The story involves Arnold Schwarzenegger playing a brilliant scientist! If you can swallow that one, I’ve got another for you: Schwarzenegger dabbles in weird science and, with the help of Danny DeVito, makes himself pregnant! Ha ha, no, Danny does not help him in the usual manner, but then this is not the usual kind of pregnancy!
Also, this is not the first pregnant man movie! Offhand, I can think of one called A Slightly Pregnant Man, and another one called Rabbit Test, where Billy Crystal gets pregnant! I haven’t seen either one of those, so I don’t know what sort of scientific explanation is used to back up the premise, but for Junior they simply implant an egg somewhere in Arnold’s cavernous abdomen, then fertilize it with one of Arnold’s own wrigglers, and after that totally ignore the fact that he has no uterus! I guess you’re not supposed to think about it too deeply, and that’s fine! It’s sort of like when you go see the stage production of The Elephant Man, and the actor is wearing no makeup! Well, you just imagine that he’s an elephant man! And in Junior, you just imagine Arnold is able to bear children without any of the proper equipment!
The movie was directed by Ivan Reitman, who has made much better films than this! Cannibal Girls, for example, or Meatballs, or even Ghostbusters! All of those are much better! Junior has that Hollywood social conservatism that I hate so much – the kind which appears to be cheerfully progressive, but ends up reinforcing gender roles and the heteronormal family unit more energetically than even Newt Gingrich would bother to! It’s the kind of movie where if two guys, let’s say Schwarzenegger and DeVito, are suspected for even a moment to be gay lovers, they leap apart like a lightning bolt struck the ground between them! Ha ha, it was almost funny in Planes, Trains and Automobiles, but give it a rest, guys!

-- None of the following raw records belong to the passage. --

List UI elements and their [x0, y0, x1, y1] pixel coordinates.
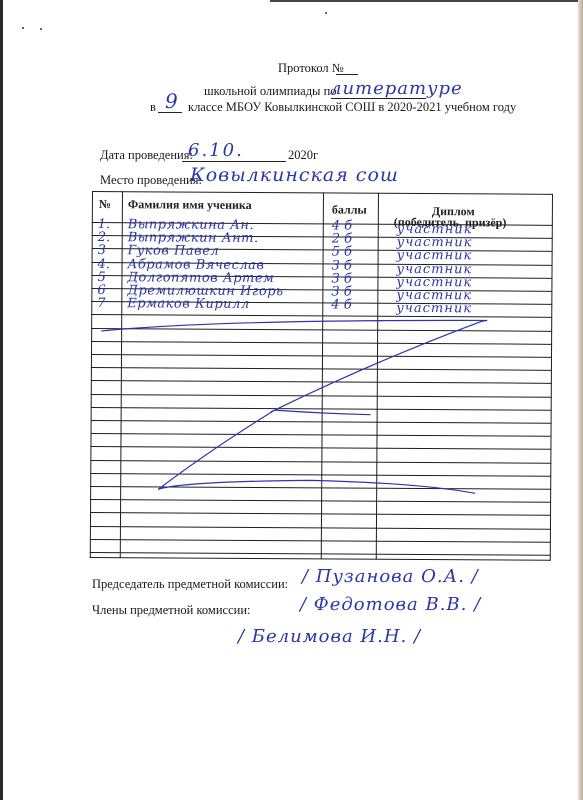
scan-speck — [325, 12, 327, 14]
member1-signature: / Федотова В.В. / — [300, 594, 481, 615]
scan-edge-top — [270, 0, 583, 2]
date-underline — [182, 161, 286, 162]
school-year-line: классе МБОУ Ковылкинской СОШ в 2020-2021… — [188, 100, 516, 115]
results-table: № Фамилия имя ученика баллы Диплом (побе… — [90, 191, 553, 561]
subject-handwritten: литературе — [330, 78, 463, 99]
protocol-number-blank — [336, 74, 358, 75]
date-year: 2020г — [288, 148, 318, 163]
protocol-title: Протокол № — [278, 61, 344, 76]
scan-speck — [40, 28, 42, 30]
olympiad-line: школьной олимпиады по — [204, 84, 337, 99]
date-handwritten: 6.10. — [188, 140, 244, 161]
chair-label: Председатель предметной комиссии: — [92, 577, 288, 592]
grade-prefix: в — [150, 100, 156, 115]
scan-speck — [22, 27, 24, 29]
place-handwritten: Ковылкинская сош — [190, 164, 399, 186]
member2-signature: / Белимова И.Н. / — [238, 626, 421, 647]
date-label: Дата проведения: — [100, 148, 193, 163]
chair-signature: / Пузанова О.А. / — [302, 566, 479, 587]
scan-edge-left — [0, 0, 3, 800]
grade-underline — [158, 112, 182, 113]
place-label: Место проведения: — [100, 173, 202, 188]
subject-underline — [331, 98, 426, 99]
scan-edge-right — [578, 0, 583, 800]
strike-through-z-mark — [90, 191, 553, 561]
grade-handwritten: 9 — [165, 89, 178, 113]
members-label: Члены предметной комиссии: — [92, 603, 250, 618]
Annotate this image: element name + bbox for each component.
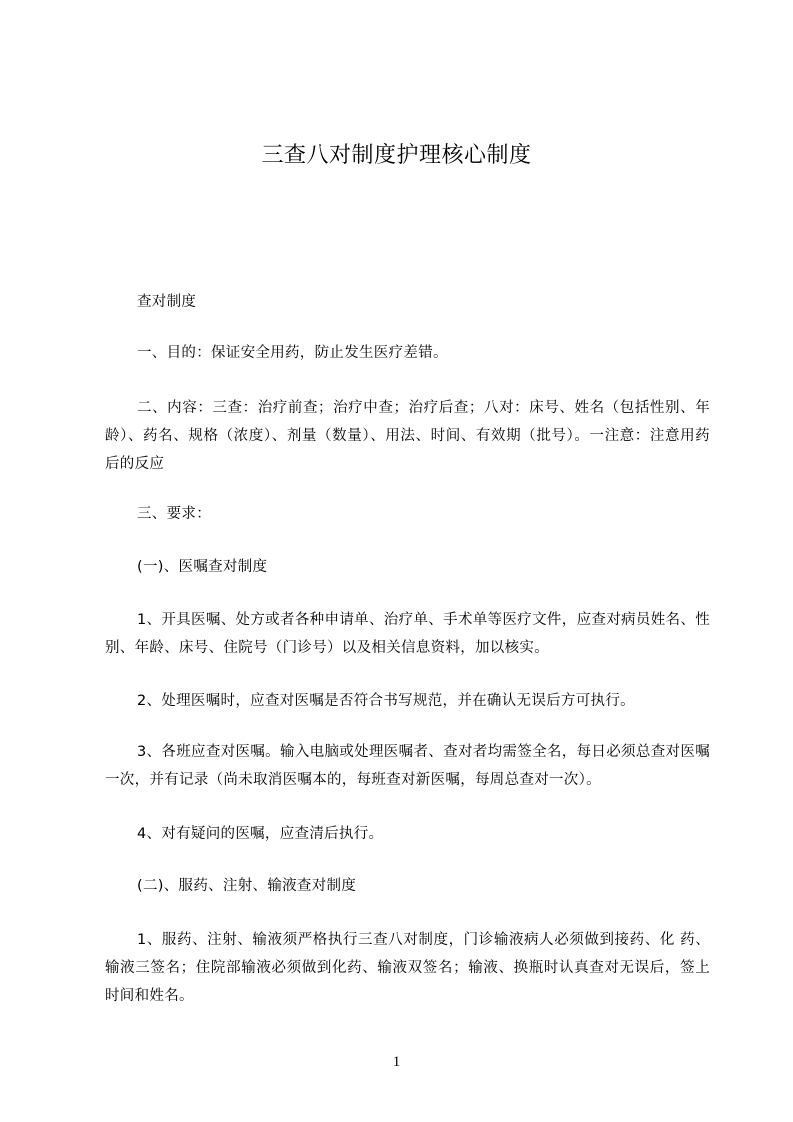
subheading-medication-injection-check: (二)、服药、注射、输液查对制度	[105, 872, 710, 900]
section-heading-check-system: 查对制度	[105, 288, 710, 316]
document-page: 三查八对制度护理核心制度 查对制度 一、目的：保证安全用药，防止发生医疗差错。 …	[0, 0, 793, 1122]
page-number: 1	[0, 1054, 793, 1071]
paragraph-order-item-1: 1、开具医嘱、处方或者各种申请单、治疗单、手术单等医疗文件，应查对病员姓名、性别…	[105, 606, 710, 662]
paragraph-order-item-3: 3、各班应查对医嘱。输入电脑或处理医嘱者、查对者均需签全名，每日必须总查对医嘱一…	[105, 738, 710, 794]
paragraph-order-item-2: 2、处理医嘱时，应查对医嘱是否符合书写规范，并在确认无误后方可执行。	[105, 687, 710, 715]
paragraph-medication-item-1: 1、服药、注射、输液须严格执行三查八对制度，门诊输液病人必须做到接药、化 药、输…	[105, 926, 710, 1010]
paragraph-content: 二、内容：三查：治疗前查；治疗中查；治疗后查；八对：床号、姓名（包括性别、年龄）…	[105, 394, 710, 478]
paragraph-purpose: 一、目的：保证安全用药，防止发生医疗差错。	[105, 339, 710, 367]
paragraph-order-item-4: 4、对有疑问的医嘱，应查清后执行。	[105, 820, 710, 848]
paragraph-requirements-heading: 三、要求：	[105, 500, 710, 528]
document-title: 三查八对制度护理核心制度	[0, 140, 793, 172]
subheading-medical-order-check: (一)、医嘱查对制度	[105, 553, 710, 581]
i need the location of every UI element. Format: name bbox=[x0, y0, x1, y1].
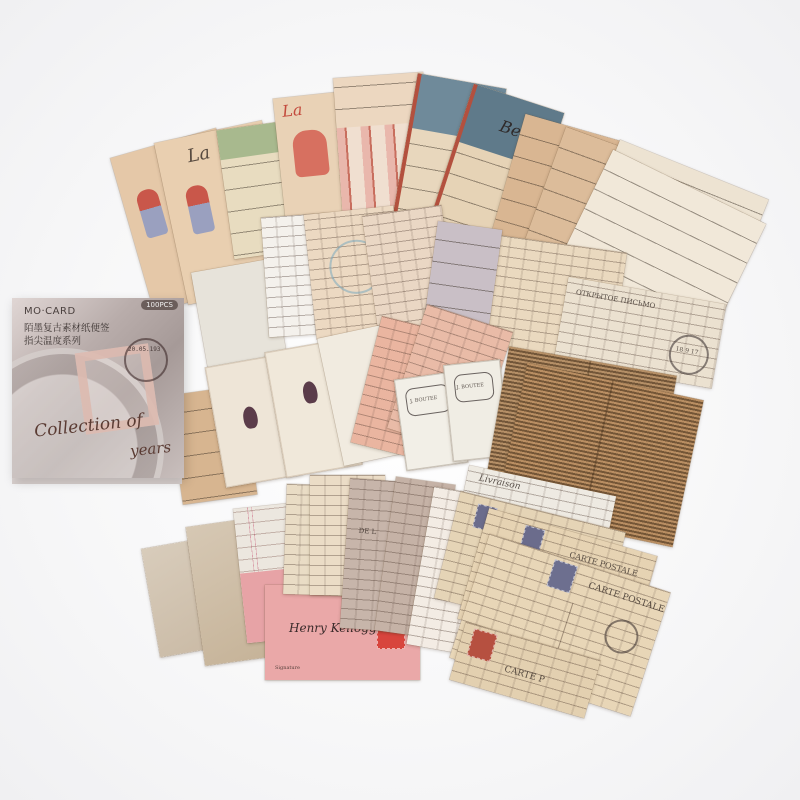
box-script-line-2: years bbox=[129, 438, 172, 460]
envelope-postmark-icon bbox=[124, 338, 168, 382]
product-box: MO·CARD 陌墨复古素材纸便签 指尖温度系列 100PCS 20.05.19… bbox=[12, 298, 184, 478]
brand-label: MO·CARD bbox=[24, 306, 76, 317]
stamp-date: 20.05.193 bbox=[128, 346, 161, 353]
box-title-cn-1: 陌墨复古素材纸便签 bbox=[24, 320, 110, 334]
count-badge: 100PCS bbox=[141, 300, 178, 310]
product-photo: La La Be ОТКРЫТОЕ ПИСЬМО 18 9 17 bbox=[0, 0, 800, 800]
box-title-cn-2: 指尖温度系列 bbox=[24, 333, 81, 347]
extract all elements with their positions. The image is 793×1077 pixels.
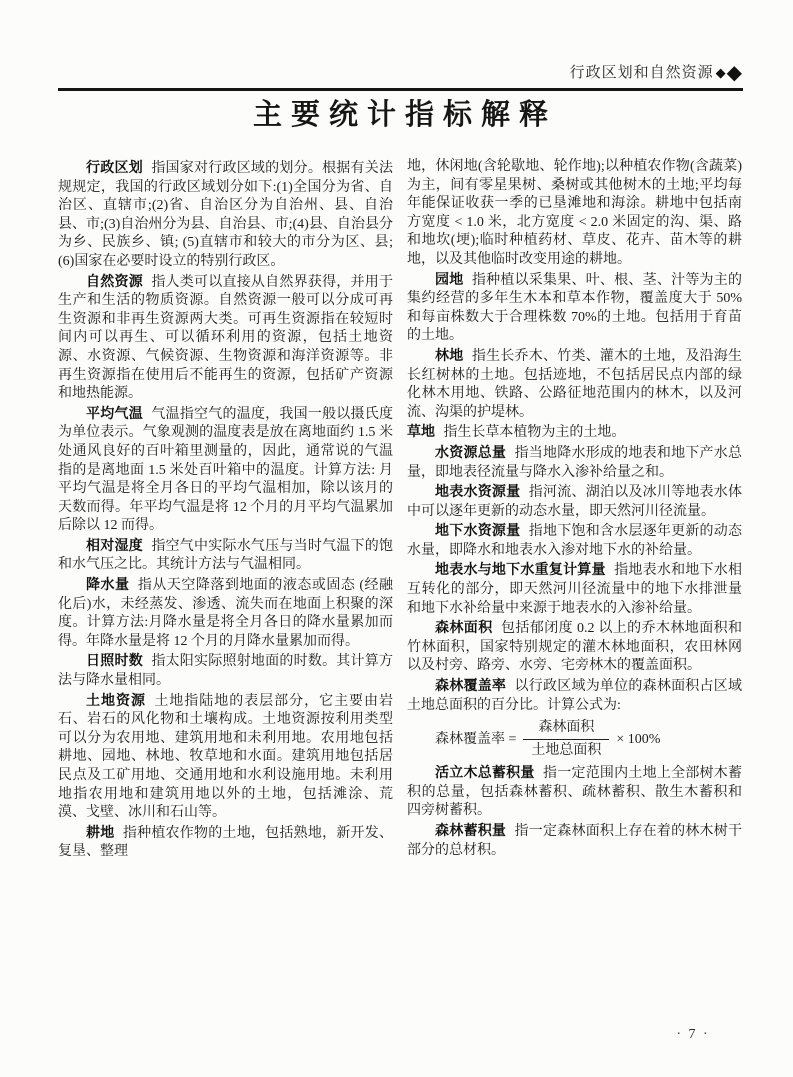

Anyway, that’s not such a big deal, because what else would you expect? The main trouble is that the movie is not terribly funny, and the direction is very plain jane and drab! But the big surprise is Schwarzenegger, who’s actually good as the cold-fish scientist who gets in touch with his sensitive feminine side! Ha ha, I know, I couldn’t believe it either! Kudos to Reitman and Arnold both on that one! I give Junior one and a half bowtie-wearing Frank Langellas!